Your example uses global mutable variables “test” and “unused” and that
is why they are in the .data.* sections. They are initialized to
addresses of string literals in .rodata.* . .rodata.* are what we care
about, not .data.* (.data.* can always be correctly garbage collected by
GNU ld/gold/LLD).

Of course, the issue here is .rodata.. I use the .data. section as a counterexample
but it could be any section. I compare those two sections because they contain both
small datas and the ratio “section header size” vs “data size” is not optimal.

But my point is: Why the implementation of -fdata-sections should differ between .data.*
and .rodata.* sections? Or why .rodata.* should be treated differently?

If the only reason is because it is suboptimal due to the additional section header,
this is definitely not a valid reason. Having everything in its own section is the
purpose of the -f*-sections and allows the linker to easily strip them. I really
don’t get the exception made for .rodata.* here.

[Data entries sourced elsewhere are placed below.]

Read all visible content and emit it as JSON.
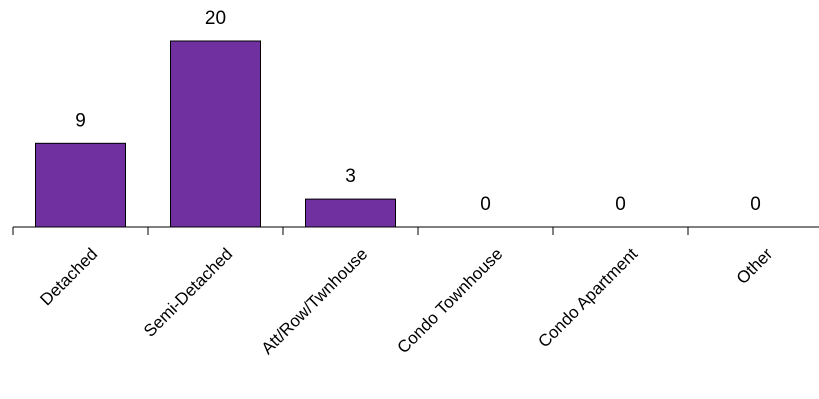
{
  "chart_data": {
    "type": "bar",
    "categories": [
      "Detached",
      "Semi-Detached",
      "Att/Row/Twnhouse",
      "Condo Townhouse",
      "Condo Apartment",
      "Other"
    ],
    "values": [
      9,
      20,
      3,
      0,
      0,
      0
    ],
    "title": "",
    "xlabel": "",
    "ylabel": "",
    "ylim": [
      0,
      20
    ],
    "grid": false,
    "bar_color": "#7030A0",
    "data_labels": true,
    "y_axis_visible": false
  }
}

I’ve not looked at the GNU behaviour, but the purpose of -fdata-sections in my experience is to provide the ability to do section-level operations like --gc-sections, --icf, symbol ordering etc. SHF_MERGE sections, such as .rodata string and integer literal sections, are internally fragmentable by the linker using rules defined by the ABI, so a linker can already easily strip them without -fdata-sections splitting them up. LLD does this, and I don’t see why other linkers couldn’t either (obviously this might require the functionality to be implemented properly in those linkers).

Input section overhead is a big deal, based on experiments I’ve recently been doing, both because of the additional incurred I/O and the time it takes in the linker to process the additional sections. If an object has many literals, this will drastically bloat the input size, which imposes a cost on people who want to be able to do proper --gc-sections [–icf etc] who use LLD, for no gain.